Flushed with gratitude, Randy approves recent “housework”

My wife Barb told me the other day how happy she was that she had finally found Mr. Right, that one man who could strike joy in her heart every time he arrived at the door, who could solve all her problems and understand what she needed almost before she even knew it herself. “It seemed as though I spent most of my life looking for him,” she said, “and now he is here each time I call.”

            I was about to say, “Ah, shucks, Ma’am,” when she added, “I only wish we had found somebody like Eric years ago.”

            Eric?

            Eric is the young man that Barb’s sister Rue introduced us to some weeks back. A VMI English major who ended up through a rather circuitous route in the business of home renovations, Eric got caught like so many of us beneath the falling economy and, facing a drought of nice big renovating jobs, decided that he would do pretty much anything in the handyman field while he awaits the return of jobs and prosperity.

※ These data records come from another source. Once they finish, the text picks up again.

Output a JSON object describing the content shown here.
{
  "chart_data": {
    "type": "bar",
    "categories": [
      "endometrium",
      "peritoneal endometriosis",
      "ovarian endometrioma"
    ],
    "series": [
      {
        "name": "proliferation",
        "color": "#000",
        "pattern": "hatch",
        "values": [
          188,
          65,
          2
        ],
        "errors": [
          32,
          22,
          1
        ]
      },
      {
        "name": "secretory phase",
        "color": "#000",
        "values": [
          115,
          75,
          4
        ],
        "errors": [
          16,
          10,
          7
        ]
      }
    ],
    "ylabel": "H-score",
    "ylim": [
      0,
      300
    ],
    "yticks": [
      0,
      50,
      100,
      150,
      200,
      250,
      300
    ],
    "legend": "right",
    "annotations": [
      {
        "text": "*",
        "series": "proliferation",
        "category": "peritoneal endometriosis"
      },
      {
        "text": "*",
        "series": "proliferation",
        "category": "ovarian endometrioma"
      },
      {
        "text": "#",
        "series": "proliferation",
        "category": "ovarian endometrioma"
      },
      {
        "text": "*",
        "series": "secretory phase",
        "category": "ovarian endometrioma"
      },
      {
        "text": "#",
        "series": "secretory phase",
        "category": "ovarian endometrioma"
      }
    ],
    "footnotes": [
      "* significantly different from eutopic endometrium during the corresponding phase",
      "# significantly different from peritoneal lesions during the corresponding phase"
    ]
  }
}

            “I think he can do anything around the house,” Rue had told us, and we quickly found out she was right.

            Our house was built in the early 1920s, and like every old house, there’s always something going belly-up in it.  For instance, for at least 20 years we’ve been tiptoeing around ancient bathroom sinks and toilets that Barb is totally unwilling to replace, even though a number of plumbers have shaken their heads over them time and again. “Can’t be fixed,” we’ve heard too many times to count, but we’ve nursed them along, though operating them has often involved a series of steps that you’d have to write down in a notebook for an overnight guest.

            A month ago Eric tackled three bathrooms in one day, and all are still doing great. His success where others failed came, I think, from his willingness to put in the time and do whatever was necessary. When I came home from lunch the first day he was working, the commode in the master bath was sitting in the bathtub, and the tank had been removed from the wall (yes, the fixtures are so old that the tank is a separate unit). No one had ever gone that far before. By the time I got home at the end of the day, everything was back in place and operating perfectly. Plus, some long-loose tiles on the floor had been reglued and, I kid you not, the new shower curtain had been hung.

            I have a feeling this is the way things might have been years ago, maybe before I was born, when people needed jobs and took pride in their work.

            Over the next few weeks, Eric put up weather stripping, replaced a broken pipe in the basement, sealed the storm windows, replaced some cracked panes, fixed a light switch, closed up a hole in the basement wall, repaired a broken chair, reglued Barb’s grandma’s flower bench, patched a leak, repaired some shutters, rehung a gutter and, best of all, closed off the place way up near the eaves of the house where the possums had been strolling into the attic.

            “Now that I know he can do anything,” Barb told me, “I was thinking about asking if he could fix the broken zipper on your golfing pants.”

            I believe he could have done it.

            When the young man had finished everything we could find for him to do, he went across the street and fixed the malfunctioning windows (you know, the old kind with rope and pulleys) of a neighbor, and then went down the street and quickly solved the plumbing problem of an elderly gentleman who lives alone (no charge for that one).

            This week, Eric is working at our farm near Charlottesville, this time on a house built in the late 1880s.  The living room floor there has been sagging a bit, the perfect job for a man who lives and breathes old homes. Because that house rests on bricks with a dirt crawlspace as low as four to six inches in places, Eric is spending a lot of time scooting around on his back. Yesterday he succeeded in disturbing a hibernating black snake, who groggily went under another part of the house in response to a few well-placed rocks from Eric, who couldn’t really do much with his throwing arm in that tight a confine. In fact, at one point he said he got stuck and literally had to dig the dirt out from beneath before he could move forward or back.

            I’m pretty darned impressed that somebody who couldn’t be more than 30 has this kind of old-time gumption, determination and pride in his work, whatever the job might be. Maybe I thought that kind of attitude died with my father’s “greatest” generation.” 

            It’s been quite a nice experience finding out I was wrong.

            It’s also very nice to have commodes that flush on command.